45 Gij hebt Mij geen kus gegeven; maar deze, van dat zij ingekomen is, heeft niet afgelaten Mijn voeten te kussen.
Thou gave me no kiss, but this woman, since I came in, has not ceased kissing my feet much.
46 Met olie hebt gij Mijn hoofd niet gezalfd; maar deze heeft Mijn voeten met zalf gezalfd.
Thou did not anoint my head with olive oil, but this woman has anointed my feet with ointment.
47 Daarom zeg Ik u: Haar zonden zijn haar vergeven, die vele waren; want zij heeft veel liefgehad; maar dien weinig vergeven wordt, die heeft weinig lief.
For this reason I say to thee, her many sins are forgiven, because she loved much.
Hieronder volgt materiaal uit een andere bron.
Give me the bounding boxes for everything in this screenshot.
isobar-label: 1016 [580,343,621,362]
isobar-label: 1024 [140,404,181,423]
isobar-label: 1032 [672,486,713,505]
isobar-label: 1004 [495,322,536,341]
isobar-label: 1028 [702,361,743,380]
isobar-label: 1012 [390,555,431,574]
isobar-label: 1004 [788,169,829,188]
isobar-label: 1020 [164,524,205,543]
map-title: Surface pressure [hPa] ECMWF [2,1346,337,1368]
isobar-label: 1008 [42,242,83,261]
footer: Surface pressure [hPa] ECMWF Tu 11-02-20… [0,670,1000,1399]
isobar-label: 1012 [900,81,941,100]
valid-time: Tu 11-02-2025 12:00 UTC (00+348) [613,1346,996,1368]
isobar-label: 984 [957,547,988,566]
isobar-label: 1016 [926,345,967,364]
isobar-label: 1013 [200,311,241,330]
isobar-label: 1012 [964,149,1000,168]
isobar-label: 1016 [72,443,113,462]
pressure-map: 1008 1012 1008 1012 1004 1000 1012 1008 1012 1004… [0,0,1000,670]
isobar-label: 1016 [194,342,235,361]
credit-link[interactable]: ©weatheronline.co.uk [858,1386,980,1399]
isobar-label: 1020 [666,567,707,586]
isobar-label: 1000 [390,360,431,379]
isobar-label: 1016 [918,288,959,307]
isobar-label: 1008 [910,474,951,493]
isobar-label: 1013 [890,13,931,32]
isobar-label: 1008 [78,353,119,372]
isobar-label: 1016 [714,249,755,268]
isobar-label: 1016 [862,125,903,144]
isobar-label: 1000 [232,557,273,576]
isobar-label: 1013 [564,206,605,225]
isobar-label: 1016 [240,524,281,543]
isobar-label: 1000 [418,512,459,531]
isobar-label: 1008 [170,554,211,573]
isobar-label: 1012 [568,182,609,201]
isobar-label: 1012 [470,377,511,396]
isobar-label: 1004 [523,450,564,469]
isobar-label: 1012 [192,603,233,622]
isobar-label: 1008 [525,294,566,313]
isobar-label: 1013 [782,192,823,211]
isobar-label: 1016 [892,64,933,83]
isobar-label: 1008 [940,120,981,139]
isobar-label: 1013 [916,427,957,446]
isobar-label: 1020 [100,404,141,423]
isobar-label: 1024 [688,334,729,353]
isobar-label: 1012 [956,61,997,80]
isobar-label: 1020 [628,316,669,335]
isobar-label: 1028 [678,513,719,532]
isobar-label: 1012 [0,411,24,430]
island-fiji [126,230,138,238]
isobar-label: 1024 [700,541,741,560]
But to whom little is forgiven, loves little.
48 En Hij zeide tot haar: Uw zonden zijn u vergeven.
And he said to her, Thy sins are forgiven.
49 En die mede aanzaten, begonnen te zeggen bij zichzelven: Wie is Deze, Die ook de zonden vergeeft?
And those who sat together began to say within themselves, Who is this who even forgives sins?
50 Maar Hij zeide tot de vrouw: Uw geloof heeft u behouden; ga heen in vrede.
And he said to the woman, Thy faith has saved thee. Go in peace.